Authors: Hyunsoo Cha, Inhee Lee, Hanbyul Joo
Subjects: cs.CV
Abstract URL: https://arxiv.org/abs/2412.21206
Pdf URL: https://arxiv.org/pdf/2412.21206
Copy Paste: [[2412.21206]] PERSE: Personalized 3D Generative Avatars from A Single Portrait(https://arxiv.org/abs/2412.21206)
Keywords: generative
Abstract: We present PERSE, a method for building an animatable personalized generative avatar from a reference portrait. Our avatar model enables facial attribute editing in a continuous and disentangled latent space to control each facial attribute, while preserving the individual's identity. To achieve this, our method begins by synthesizing large-scale synthetic 2D video datasets, where each video contains consistent changes in the facial expression and viewpoint, combined with a variation in a specific facial attribute from the original input. We propose a novel pipeline to produce high-quality, photorealistic 2D videos with facial attribute editing. Leveraging this synthetic attribute dataset, we present a personalized avatar creation method based on the 3D Gaussian Splatting, learning a continuous and disentangled latent space for intuitive facial attribute manipulation. To enforce smooth transitions in this latent space, we introduce a latent space regularization technique by using interpolated 2D faces as supervision. Compared to previous approaches, we demonstrate that PERSE generates high-quality avatars with interpolated attributes while preserving identity of reference person.
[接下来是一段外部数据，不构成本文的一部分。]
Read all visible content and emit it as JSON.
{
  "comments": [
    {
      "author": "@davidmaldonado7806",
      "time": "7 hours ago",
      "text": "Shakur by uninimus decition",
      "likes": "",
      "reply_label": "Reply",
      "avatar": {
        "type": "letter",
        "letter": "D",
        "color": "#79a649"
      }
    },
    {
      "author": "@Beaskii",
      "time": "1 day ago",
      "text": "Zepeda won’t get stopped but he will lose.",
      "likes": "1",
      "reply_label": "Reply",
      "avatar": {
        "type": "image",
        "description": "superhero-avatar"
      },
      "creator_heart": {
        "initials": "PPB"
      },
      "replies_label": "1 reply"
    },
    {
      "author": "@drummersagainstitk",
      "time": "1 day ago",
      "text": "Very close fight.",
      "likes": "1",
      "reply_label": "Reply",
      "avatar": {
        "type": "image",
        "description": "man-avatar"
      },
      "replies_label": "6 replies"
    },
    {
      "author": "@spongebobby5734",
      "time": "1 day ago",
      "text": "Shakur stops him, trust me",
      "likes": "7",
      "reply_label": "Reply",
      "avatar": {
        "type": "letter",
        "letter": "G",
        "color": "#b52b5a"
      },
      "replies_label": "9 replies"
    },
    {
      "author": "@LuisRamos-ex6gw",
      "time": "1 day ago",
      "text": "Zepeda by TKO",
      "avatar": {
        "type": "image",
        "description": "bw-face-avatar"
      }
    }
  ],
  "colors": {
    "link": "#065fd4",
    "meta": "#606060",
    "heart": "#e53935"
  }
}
摘要：我们提出了 PERSE，一种根据参考肖像构建可动画化的个性化生成头像的方法。我们的头像模型能够在连续且解缠结的潜在空间中编辑面部属性，以控制每个面部属性，同时保留个人的身份。为实现此目标，我们的方法首先合成大规模合成 2D 视频数据集，其中每个视频包含面部表情和视点的一致变化，以及与原始输入相比特定面部属性的变化。我们提出了一种新颖的流程，可通过面部属性编辑来制作高质量、逼真的 2D 视频。利用这个合成属性数据集，我们提出了一种基于 3D Gaussian Splatting 的个性化头像创建方法，学习连续且解缠结的潜在空间以实现直观的面部属性操作。为了在这个潜在空间中实现平滑过渡，我们引入了一种潜在空间正则化技术，使用插值的 2D 人脸作为监督。与以前的方法相比，我们证明 PERSE 可以生成具有插值属性的高质量化身，同时保留参考人的身份。